Travolta in autostrada: muore per tentare di salvare le figlie

La donna che ha tamponato l’auto di Barbara Fettolini è rimasta ferita e ha perso una gamba. Le bambine sono illese

Barbara Fettolini (Ansa)
Barbara Fettolini (Ansa)
TiscaliNews

Rientrava a casa guidando, con le sue due bimbe di 9 mesi e 5 anni al sicuro nei loro seggiolini, quando è stata tamponata da un'auto, finendo in testacoda nel bel mezzo della quarta corsia dell'autostrada A8, all'altezza di Rho (Milano). Scesa per tentare di portare le sue piccoline in salvo, al di là della carreggiata dove c'è la corsia di emergenza, Barbara Fettolini, 38 enne milanese residente a Sesto San Giovanni (Milano), è stata falciata da un'auto, ed è morta sul colpo. Insieme a lei è stata travolta un'altra donna, trentenne, che per le ferite riportate in seguito all'impatto ha subito l'amputazione di una gamba.

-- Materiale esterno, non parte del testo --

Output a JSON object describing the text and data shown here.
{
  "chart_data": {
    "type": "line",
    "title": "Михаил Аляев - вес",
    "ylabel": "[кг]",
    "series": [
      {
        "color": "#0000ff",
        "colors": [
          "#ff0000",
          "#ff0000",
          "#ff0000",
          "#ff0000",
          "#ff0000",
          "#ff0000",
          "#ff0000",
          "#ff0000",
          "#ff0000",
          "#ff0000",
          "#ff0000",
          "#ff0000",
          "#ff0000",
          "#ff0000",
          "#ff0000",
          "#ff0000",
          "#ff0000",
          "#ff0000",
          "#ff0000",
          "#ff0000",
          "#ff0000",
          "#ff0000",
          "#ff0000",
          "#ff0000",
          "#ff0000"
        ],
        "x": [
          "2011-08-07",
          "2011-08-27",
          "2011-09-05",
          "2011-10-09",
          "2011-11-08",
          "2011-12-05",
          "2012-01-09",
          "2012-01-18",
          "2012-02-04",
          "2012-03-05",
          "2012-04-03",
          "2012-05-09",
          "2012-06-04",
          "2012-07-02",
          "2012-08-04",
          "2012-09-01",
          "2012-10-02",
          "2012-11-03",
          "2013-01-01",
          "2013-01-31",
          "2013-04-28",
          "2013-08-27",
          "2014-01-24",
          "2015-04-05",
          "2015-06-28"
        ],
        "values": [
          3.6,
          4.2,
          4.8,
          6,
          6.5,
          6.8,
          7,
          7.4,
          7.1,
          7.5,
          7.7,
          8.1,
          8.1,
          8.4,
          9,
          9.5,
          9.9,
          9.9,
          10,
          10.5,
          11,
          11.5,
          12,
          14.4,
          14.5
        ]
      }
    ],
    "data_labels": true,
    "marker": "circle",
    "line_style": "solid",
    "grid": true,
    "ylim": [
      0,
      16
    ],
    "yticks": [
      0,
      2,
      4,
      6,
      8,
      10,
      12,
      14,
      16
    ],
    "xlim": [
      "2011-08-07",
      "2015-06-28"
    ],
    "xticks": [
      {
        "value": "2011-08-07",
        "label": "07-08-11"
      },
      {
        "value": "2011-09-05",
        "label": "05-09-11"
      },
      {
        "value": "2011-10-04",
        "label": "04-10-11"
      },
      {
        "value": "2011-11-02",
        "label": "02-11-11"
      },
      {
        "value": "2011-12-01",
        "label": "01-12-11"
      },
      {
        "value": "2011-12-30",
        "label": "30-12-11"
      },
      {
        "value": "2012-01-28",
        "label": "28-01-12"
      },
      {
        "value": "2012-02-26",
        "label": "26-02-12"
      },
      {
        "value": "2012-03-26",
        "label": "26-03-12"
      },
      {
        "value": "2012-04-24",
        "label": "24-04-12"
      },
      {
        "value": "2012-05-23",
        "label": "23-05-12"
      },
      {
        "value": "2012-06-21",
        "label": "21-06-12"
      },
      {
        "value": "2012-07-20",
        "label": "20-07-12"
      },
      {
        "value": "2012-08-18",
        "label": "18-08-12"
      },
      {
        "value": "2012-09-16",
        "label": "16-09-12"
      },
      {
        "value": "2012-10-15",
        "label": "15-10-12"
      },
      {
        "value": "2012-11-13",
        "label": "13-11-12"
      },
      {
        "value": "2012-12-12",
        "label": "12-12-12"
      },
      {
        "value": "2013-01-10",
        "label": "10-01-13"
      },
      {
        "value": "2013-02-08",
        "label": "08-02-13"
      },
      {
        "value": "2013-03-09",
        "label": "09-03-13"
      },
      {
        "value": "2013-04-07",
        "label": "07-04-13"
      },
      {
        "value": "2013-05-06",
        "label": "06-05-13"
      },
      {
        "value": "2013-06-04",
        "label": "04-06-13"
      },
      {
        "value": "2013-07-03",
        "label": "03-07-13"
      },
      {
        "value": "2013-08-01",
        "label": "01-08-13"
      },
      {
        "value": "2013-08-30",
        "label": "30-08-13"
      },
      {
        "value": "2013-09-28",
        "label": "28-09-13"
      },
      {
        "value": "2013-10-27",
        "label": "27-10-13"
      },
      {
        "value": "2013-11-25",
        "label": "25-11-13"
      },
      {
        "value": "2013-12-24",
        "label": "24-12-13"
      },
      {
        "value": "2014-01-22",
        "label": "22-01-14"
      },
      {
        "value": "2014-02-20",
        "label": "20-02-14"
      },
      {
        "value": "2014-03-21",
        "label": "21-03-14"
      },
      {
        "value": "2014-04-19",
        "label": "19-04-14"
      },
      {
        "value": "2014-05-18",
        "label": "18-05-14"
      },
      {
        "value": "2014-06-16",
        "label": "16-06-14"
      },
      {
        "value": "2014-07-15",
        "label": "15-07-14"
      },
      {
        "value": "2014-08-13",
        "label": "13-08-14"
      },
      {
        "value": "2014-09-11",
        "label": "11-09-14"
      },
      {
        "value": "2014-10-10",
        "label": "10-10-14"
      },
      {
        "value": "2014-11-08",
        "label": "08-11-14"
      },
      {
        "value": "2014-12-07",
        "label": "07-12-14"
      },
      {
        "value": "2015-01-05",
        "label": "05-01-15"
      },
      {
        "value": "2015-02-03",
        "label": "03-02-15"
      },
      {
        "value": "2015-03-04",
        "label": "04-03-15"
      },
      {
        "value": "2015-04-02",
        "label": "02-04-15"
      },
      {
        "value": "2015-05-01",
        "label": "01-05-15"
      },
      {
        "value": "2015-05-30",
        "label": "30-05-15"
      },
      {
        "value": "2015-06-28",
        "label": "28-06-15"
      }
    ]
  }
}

La dinamica dell’incidente

Una tragedia quella che si è consumata intorno alle 20.30 di mercoledì, sulla Milano-Varese in direzione del capoluogo, all'altezza dello svincolo per la tangenziale Ovest. Secondo quanto ricostruito dagli agenti della Polizia Stradale della sottosezione di Busto Arsizio-Olgiate Olona, la Renault Clio di Barbara Fettolini sarebbe stata tamponata, per cause in via di accertamento, da quella della 30enne ferita. Successivamente, la vettura di un cinquantenne si è fermata dietro le loro e il conducente è sceso per verificare che le due donne stessero bene. Tutti insieme, con Barbara preoccupata all'idea di restare in auto con le bimbe sulla corsia veloce della A8, hanno deciso di provare ad attraversare la carreggiata, per posizionarsi sulla corsia di emergenza. Purtroppo, qualche attimo dopo è sopraggiunta una quarta auto, guidata da un uomo di circa 30 anni che, non riuscendo a evitare le auto ferme, ha travolto in pieno Fettolini e la 30 enne, sbalzandole sull'asfalto. L'automobilista che era con loro sarebbe riuscito a fare un balzo all'indietro appena in tempo. Salve le due bambine.

Il luogo dell'incidente (Ansa)

Il dolore dei colleghi

Sorridente nelle foto del suo profilo Facebook, dove con gli occhi blu che parlano di gioia è ritratta con le sue piccoline in braccio e il compagno, il nome dell'ultima nata stampata su una T-shirt, Barbara lavorava alla "Maw Men at Work" di Sesto San Giovanni, la città dove abitava. I colleghi hanno mandato un messaggio alla famiglia dell'impiegata, per esprimere tutto il loro dolore e cordoglio per la perdita della collega e amica. Sull'incidente sono in corso indagini.